Hoagland bore up pretty well under the indignities of being overlooked, save one fact, one slight he could not forgive: “This was being told in print and occasionally in person that I and my heritage lacked vitality, that except perhaps for a residual arrogance the vitality had long ago been squeezed dry—if in fact it had ever existed in thin blood like mine. I was a museum piece, like some State of Mainer, because I could field no ancestor who had hawked copper pots in a Polish shtetl.”

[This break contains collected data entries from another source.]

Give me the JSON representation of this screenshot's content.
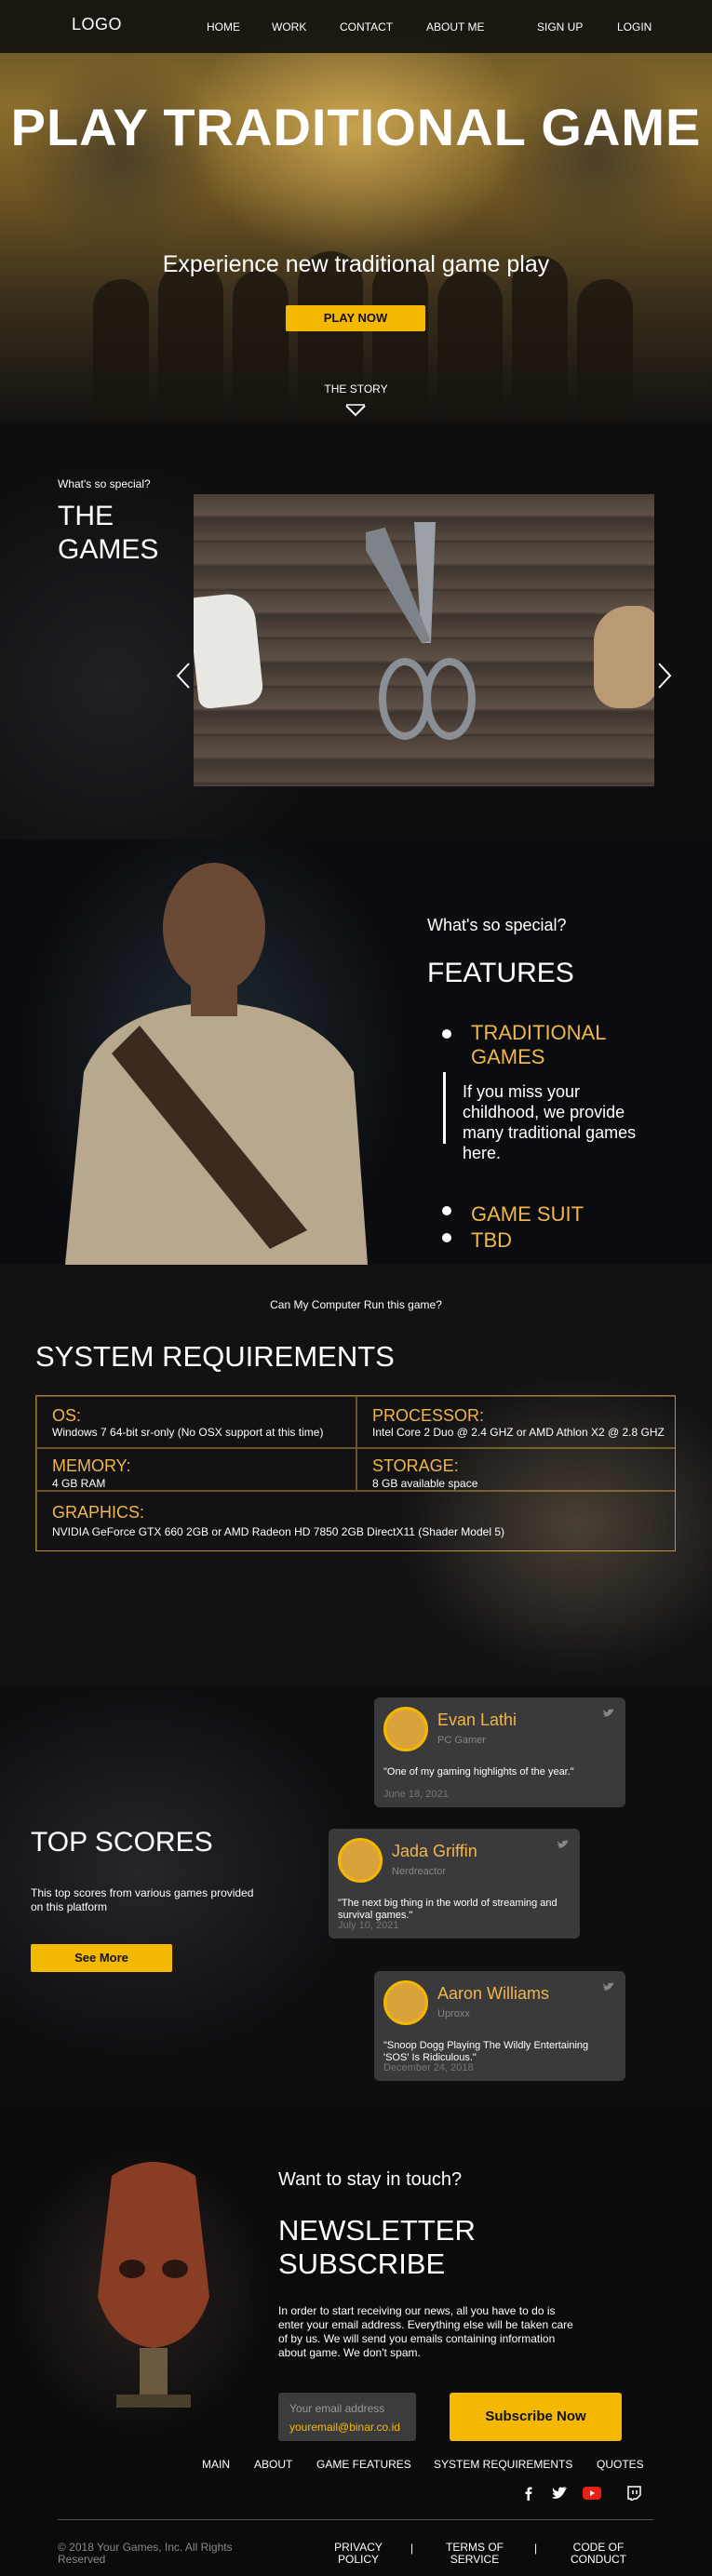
{
  "nav": {
    "logo": "LOGO",
    "links": [
      "HOME",
      "WORK",
      "CONTACT",
      "ABOUT ME"
    ],
    "signup": "SIGN UP",
    "login": "LOGIN"
  },
  "hero": {
    "title": "PLAY TRADITIONAL GAME",
    "subtitle": "Experience new traditional game play",
    "cta": "PLAY NOW",
    "story": "THE STORY"
  },
  "games": {
    "kicker": "What's so special?",
    "heading_line1": "THE",
    "heading_line2": "GAMES",
    "slide_count": 5,
    "active_slide": 1
  },
  "features": {
    "kicker": "What's so special?",
    "heading": "FEATURES",
    "item1": "TRADITIONAL GAMES",
    "quote": "If you miss your childhood, we provide many traditional games here.",
    "item2": "GAME SUIT",
    "item3": "TBD"
  },
  "sysreq": {
    "ask": "Can My Computer Run this game?",
    "heading": "SYSTEM REQUIREMENTS",
    "os_label": "OS:",
    "os_value": "Windows 7 64-bit sr-only (No OSX support at this time)",
    "processor_label": "PROCESSOR:",
    "processor_value": "Intel Core 2 Duo @ 2.4 GHZ or AMD Athlon X2 @ 2.8 GHZ",
    "memory_label": "MEMORY:",
    "memory_value": "4 GB RAM",
    "storage_label": "STORAGE:",
    "storage_value": "8 GB available space",
    "graphics_label": "GRAPHICS:",
    "graphics_value": "NVIDIA GeForce GTX 660 2GB or AMD Radeon HD 7850 2GB DirectX11 (Shader Model 5)"
  },
  "scores": {
    "heading": "TOP SCORES",
    "desc": "This top scores from various games provided on this platform",
    "cta": "See More",
    "cards": [
      {
        "name": "Evan Lathi",
        "source": "PC Gamer",
        "text": "\"One of my gaming highlights of the year.\"",
        "date": "June 18, 2021"
      },
      {
        "name": "Jada Griffin",
        "source": "Nerdreactor",
        "text": "\"The next big thing in the world of streaming and survival games.\"",
        "date": "July 10, 2021"
      },
      {
        "name": "Aaron Williams",
        "source": "Uproxx",
        "text": "\"Snoop Dogg Playing The Wildly Entertaining 'SOS' Is Ridiculous.\"",
        "date": "December 24, 2018"
      }
    ]
  },
  "newsletter": {
    "kicker": "Want to stay in touch?",
    "heading_line1": "NEWSLETTER",
    "heading_line2": "SUBSCRIBE",
    "desc": "In order to start receiving our news, all you have to do is enter your email address. Everything else will be taken care of by us. We will send you emails containing information about game. We don't spam.",
    "email_placeholder": "Your email address",
    "email_value": "youremail@binar.co.id",
    "subscribe": "Subscribe Now"
  },
  "footer": {
    "links": [
      "MAIN",
      "ABOUT",
      "GAME FEATURES",
      "SYSTEM REQUIREMENTS",
      "QUOTES"
    ],
    "copyright": "© 2018 Your Games, Inc. All Rights Reserved",
    "privacy_line1": "PRIVACY",
    "privacy_line2": "POLICY",
    "terms_line1": "TERMS OF",
    "terms_line2": "SERVICE",
    "code_line1": "CODE OF",
    "code_line2": "CONDUCT",
    "separator": "|",
    "social": [
      "facebook-icon",
      "twitter-icon",
      "youtube-icon",
      "twitch-icon"
    ]
  },
  "colors": {
    "accent": "#f5b800",
    "gold_text": "#f0b64a",
    "youtube_red": "#e62117"
  }
}
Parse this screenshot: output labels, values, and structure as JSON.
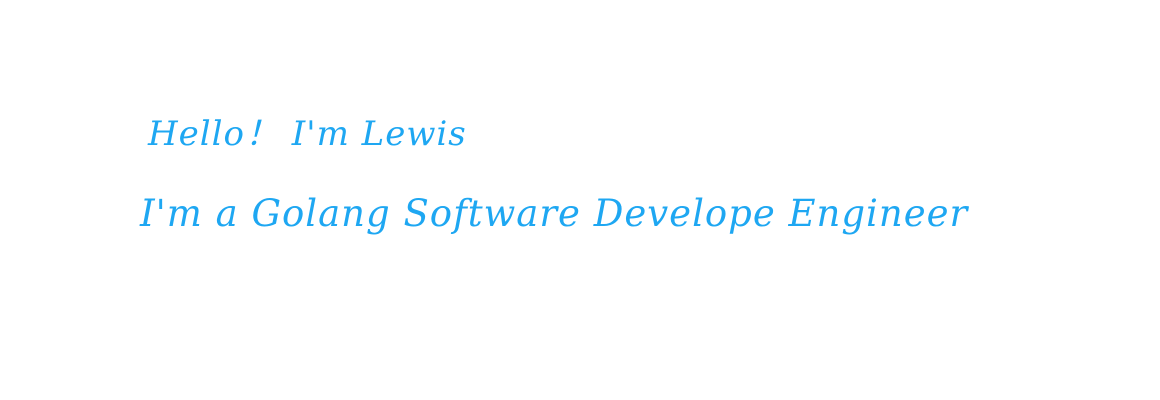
{
  "greeting": {
    "line_1": "Hello！ I'm Lewis",
    "line_2": "I'm a Golang Software Develope Engineer"
  },
  "colors": {
    "text": "#1ea7f2",
    "background": "#ffffff"
  }
}
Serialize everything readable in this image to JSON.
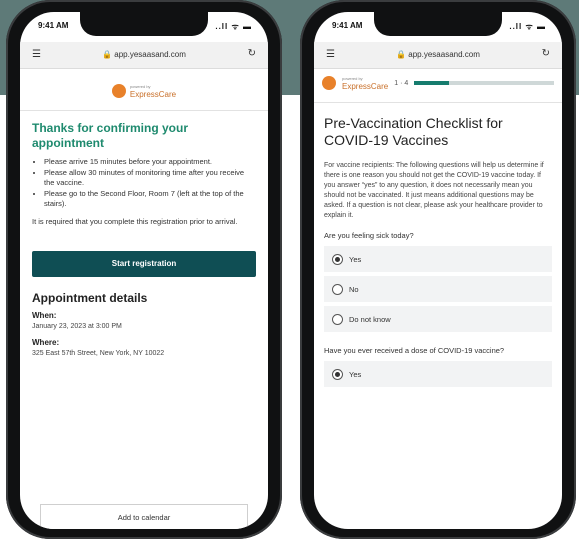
{
  "left": {
    "status_time": "9:41 AM",
    "status_signal": "..ll ᯤ ▬",
    "url": "🔒 app.yesaasand.com",
    "logo_brand": "ExpressCare",
    "logo_super": "powered by",
    "confirm_title": "Thanks for confirming your appointment",
    "bullets": [
      "Please arrive 15 minutes before your appointment.",
      "Please allow 30 minutes of monitoring time after you receive the vaccine.",
      "Please go to the Second Floor, Room 7 (left at the top of the stairs)."
    ],
    "note": "It is required that you complete this registration prior to arrival.",
    "start_label": "Start registration",
    "details_title": "Appointment details",
    "when_label": "When:",
    "when_value": "January 23, 2023 at 3:00 PM",
    "where_label": "Where:",
    "where_value": "325 East 57th Street, New York, NY 10022",
    "calendar_label": "Add to calendar"
  },
  "right": {
    "status_time": "9:41 AM",
    "status_signal": "..ll ᯤ ▬",
    "url": "🔒 app.yesaasand.com",
    "logo_brand": "ExpressCare",
    "logo_super": "powered by",
    "step_text": "1 · 4",
    "progress": 0.25,
    "title": "Pre-Vaccination Checklist for COVID-19 Vaccines",
    "intro": "For vaccine recipients: The following questions will help us determine if there is one reason you should not get the COVID-19 vaccine today. If you answer “yes” to any question, it does not necessarily mean you should not be vaccinated. It just means additional questions may be asked. If a question is not clear, please ask your healthcare provider to explain it.",
    "q1": "Are you feeling sick today?",
    "q1_options": [
      "Yes",
      "No",
      "Do not know"
    ],
    "q2": "Have you ever received a dose of COVID-19 vaccine?",
    "q2_option": "Yes"
  },
  "colors": {
    "accent_teal": "#0f4e54",
    "success_green": "#1e8a6e",
    "brand_orange": "#e8812a",
    "background_band": "#5e7a78"
  }
}
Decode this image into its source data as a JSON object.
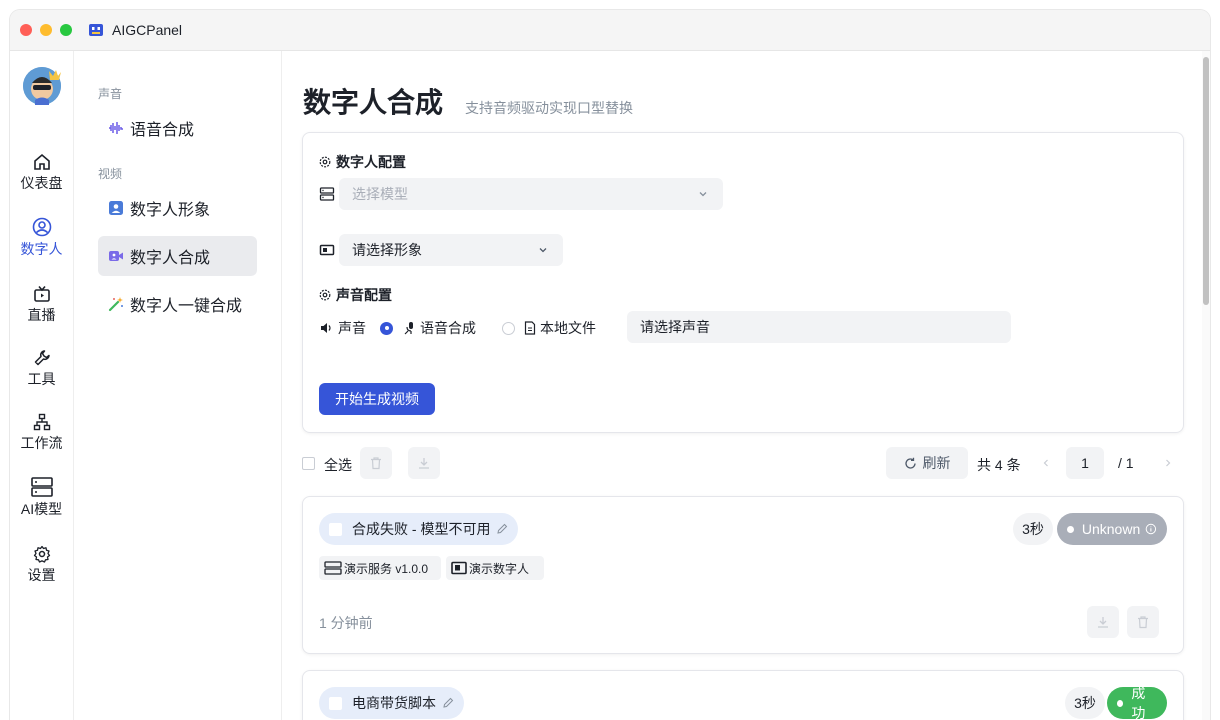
{
  "window": {
    "title": "AIGCPanel"
  },
  "nav": {
    "items": [
      {
        "label": "仪表盘",
        "icon": "home-icon"
      },
      {
        "label": "数字人",
        "icon": "user-circle-icon",
        "active": true
      },
      {
        "label": "直播",
        "icon": "tv-icon"
      },
      {
        "label": "工具",
        "icon": "wrench-icon"
      },
      {
        "label": "工作流",
        "icon": "workflow-icon"
      },
      {
        "label": "AI模型",
        "icon": "server-icon"
      },
      {
        "label": "设置",
        "icon": "gear-icon"
      }
    ]
  },
  "subnav": {
    "groups": [
      {
        "title": "声音",
        "items": [
          {
            "label": "语音合成",
            "icon": "waveform-icon"
          }
        ]
      },
      {
        "title": "视频",
        "items": [
          {
            "label": "数字人形象",
            "icon": "portrait-icon"
          },
          {
            "label": "数字人合成",
            "icon": "video-camera-icon",
            "active": true
          },
          {
            "label": "数字人一键合成",
            "icon": "magic-wand-icon"
          }
        ]
      }
    ]
  },
  "page": {
    "title": "数字人合成",
    "subtitle": "支持音频驱动实现口型替换"
  },
  "config": {
    "section_avatar": "数字人配置",
    "model_placeholder": "选择模型",
    "avatar_select": "请选择形象",
    "section_voice": "声音配置",
    "voice_label": "声音",
    "option_tts": "语音合成",
    "option_file": "本地文件",
    "voice_select": "请选择声音",
    "submit": "开始生成视频"
  },
  "toolbar": {
    "select_all": "全选",
    "refresh": "刷新",
    "total": "共 4 条",
    "page_current": "1",
    "page_total": "/ 1"
  },
  "tasks": [
    {
      "title": "合成失败 - 模型不可用",
      "duration": "3秒",
      "status": "Unknown",
      "status_color": "#a9aeb8",
      "tag_server": "演示服务 v1.0.0",
      "tag_avatar": "演示数字人",
      "time": "1 分钟前"
    },
    {
      "title": "电商带货脚本",
      "duration": "3秒",
      "status": "成功",
      "status_color": "#3fb85c"
    }
  ],
  "colors": {
    "accent": "#3655d8",
    "success": "#3fb85c",
    "unknown": "#a9aeb8"
  }
}
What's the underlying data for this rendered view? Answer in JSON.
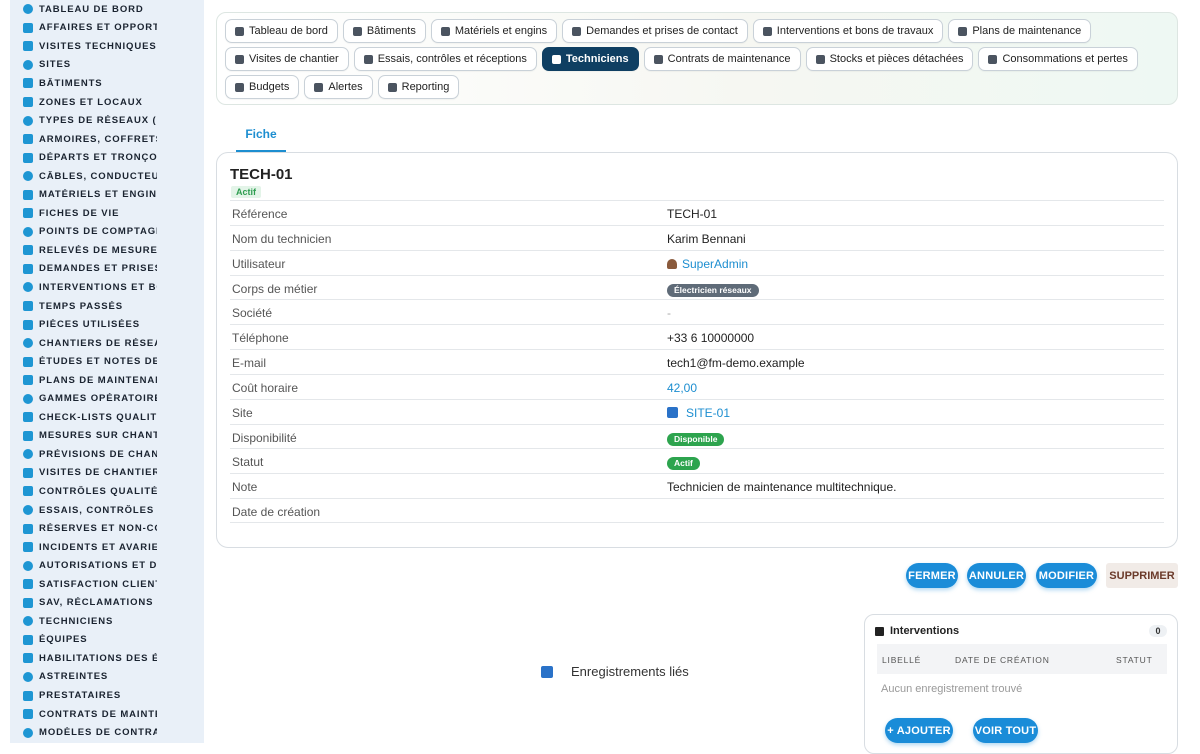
{
  "sidebar": {
    "items": [
      {
        "label": "Tableau de bord",
        "icon": "dashboard-icon"
      },
      {
        "label": "Affaires et opportunités",
        "icon": "target-icon"
      },
      {
        "label": "Visites techniques et études",
        "icon": "clipboard-icon"
      },
      {
        "label": "Sites",
        "icon": "pin-icon"
      },
      {
        "label": "Bâtiments",
        "icon": "building-icon"
      },
      {
        "label": "Zones et locaux",
        "icon": "grid-icon"
      },
      {
        "label": "Types de réseaux (BT / HTA)",
        "icon": "network-icon"
      },
      {
        "label": "Armoires, coffrets et tableaux",
        "icon": "cabinet-icon"
      },
      {
        "label": "Départs et tronçons",
        "icon": "branch-icon"
      },
      {
        "label": "Câbles, conducteurs",
        "icon": "cable-icon"
      },
      {
        "label": "Matériels et engins",
        "icon": "gears-icon"
      },
      {
        "label": "Fiches de vie",
        "icon": "history-icon"
      },
      {
        "label": "Points de comptage et mesure",
        "icon": "gauge-icon"
      },
      {
        "label": "Relevés de mesures",
        "icon": "chart-icon"
      },
      {
        "label": "Demandes et prises de contact",
        "icon": "question-icon"
      },
      {
        "label": "Interventions et bons de travaux",
        "icon": "clipboard-check-icon"
      },
      {
        "label": "Temps passés",
        "icon": "clock-icon"
      },
      {
        "label": "Pièces utilisées",
        "icon": "box-icon"
      },
      {
        "label": "Chantiers de réseaux",
        "icon": "hammer-icon"
      },
      {
        "label": "Études et notes de calcul",
        "icon": "drafting-icon"
      },
      {
        "label": "Plans de maintenance",
        "icon": "calendar-icon"
      },
      {
        "label": "Gammes opératoires",
        "icon": "list-icon"
      },
      {
        "label": "Check-lists qualité",
        "icon": "checklist-icon"
      },
      {
        "label": "Mesures sur chantier",
        "icon": "thermometer-icon"
      },
      {
        "label": "Prévisions de chantier",
        "icon": "trend-icon"
      },
      {
        "label": "Visites de chantier",
        "icon": "route-icon"
      },
      {
        "label": "Contrôles qualité",
        "icon": "search-icon"
      },
      {
        "label": "Essais, contrôles et réceptions",
        "icon": "file-check-icon"
      },
      {
        "label": "Réserves et non-conformités",
        "icon": "alert-circle-icon"
      },
      {
        "label": "Incidents et avaries",
        "icon": "warning-icon"
      },
      {
        "label": "Autorisations et DICT",
        "icon": "signature-icon"
      },
      {
        "label": "Satisfaction client",
        "icon": "smile-icon"
      },
      {
        "label": "SAV, réclamations et litiges",
        "icon": "chat-icon"
      },
      {
        "label": "Techniciens",
        "icon": "hardhat-icon"
      },
      {
        "label": "Équipes",
        "icon": "users-icon"
      },
      {
        "label": "Habilitations des équipes",
        "icon": "badge-icon"
      },
      {
        "label": "Astreintes",
        "icon": "phone-icon"
      },
      {
        "label": "Prestataires",
        "icon": "handshake-icon"
      },
      {
        "label": "Contrats de maintenance",
        "icon": "contract-icon"
      },
      {
        "label": "Modèles de contrats",
        "icon": "template-icon"
      }
    ]
  },
  "tabs": [
    {
      "label": "Tableau de bord",
      "icon": "dashboard-icon"
    },
    {
      "label": "Bâtiments",
      "icon": "building-icon"
    },
    {
      "label": "Matériels et engins",
      "icon": "gears-icon"
    },
    {
      "label": "Demandes et prises de contact",
      "icon": "question-icon"
    },
    {
      "label": "Interventions et bons de travaux",
      "icon": "clipboard-check-icon"
    },
    {
      "label": "Plans de maintenance",
      "icon": "calendar-icon"
    },
    {
      "label": "Visites de chantier",
      "icon": "route-icon"
    },
    {
      "label": "Essais, contrôles et réceptions",
      "icon": "file-check-icon"
    },
    {
      "label": "Techniciens",
      "icon": "hardhat-icon",
      "active": true
    },
    {
      "label": "Contrats de maintenance",
      "icon": "contract-icon"
    },
    {
      "label": "Stocks et pièces détachées",
      "icon": "stock-icon"
    },
    {
      "label": "Consommations et pertes",
      "icon": "bolt-icon"
    },
    {
      "label": "Budgets",
      "icon": "money-icon"
    },
    {
      "label": "Alertes",
      "icon": "bell-icon"
    },
    {
      "label": "Reporting",
      "icon": "pie-icon"
    }
  ],
  "subtab": "Fiche",
  "record": {
    "title": "TECH-01",
    "badge": "Actif",
    "fields": {
      "reference": {
        "label": "Référence",
        "value": "TECH-01"
      },
      "name": {
        "label": "Nom du technicien",
        "value": "Karim Bennani"
      },
      "user": {
        "label": "Utilisateur",
        "value": "SuperAdmin"
      },
      "trade": {
        "label": "Corps de métier",
        "value": "Électricien réseaux"
      },
      "company": {
        "label": "Société",
        "value": "-"
      },
      "phone": {
        "label": "Téléphone",
        "value": "+33 6 10000000"
      },
      "email": {
        "label": "E-mail",
        "value": "tech1@fm-demo.example"
      },
      "rate": {
        "label": "Coût horaire",
        "value": "42,00"
      },
      "site": {
        "label": "Site",
        "value": "SITE-01"
      },
      "availability": {
        "label": "Disponibilité",
        "value": "Disponible"
      },
      "status": {
        "label": "Statut",
        "value": "Actif"
      },
      "note": {
        "label": "Note",
        "value": "Technicien de maintenance multitechnique."
      },
      "created": {
        "label": "Date de création",
        "value": ""
      }
    }
  },
  "actions": {
    "close": "FERMER",
    "cancel": "ANNULER",
    "edit": "MODIFIER",
    "delete": "SUPPRIMER"
  },
  "related": {
    "label": "Enregistrements liés"
  },
  "interventions": {
    "title": "Interventions",
    "count": "0",
    "columns": [
      "Libellé",
      "Date de création",
      "Statut"
    ],
    "empty": "Aucun enregistrement trouvé",
    "add": "+ AJOUTER",
    "view_all": "VOIR TOUT"
  },
  "colors": {
    "accent": "#1a8cd8",
    "active_tab": "#0f3f62",
    "success": "#2da44e"
  }
}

I have always been charmed by this essay, especially by the cheeky suggestion that Hoagland’s treatment was some sort of bellwether for the status of Wasp writers. In general, it seems, the Wasps made out OK. Updike is, along with Roth and Bellow, one of our preeminent men of letters. Pynchon and Barth have decent followings, about as large as they deserve. Richard Yates is back, honored by handsome new editions of his work and a careful new biography. As a prep school alumnus, I have a soft spot for Louis Auchincloss; I wish he had more readers, and I remain convinced that The Rector of Justin will someday be recognized as a classic. Hoagland himself has fared well—well enough to take his revenge on Sam Astrakhan, wherever he is.

In fact, I would be tempted to say that posterity has weighed the Wasp novelists of the 1950s and 1960s more than fairly, were it not for one exception, a writer whose work accepts the premise that Hoagland finds so offensive—that the Wasp heritage lacks vitality, “had long ago been squeezed dry”—yet insists that good literature can still be made of that desiccated condition.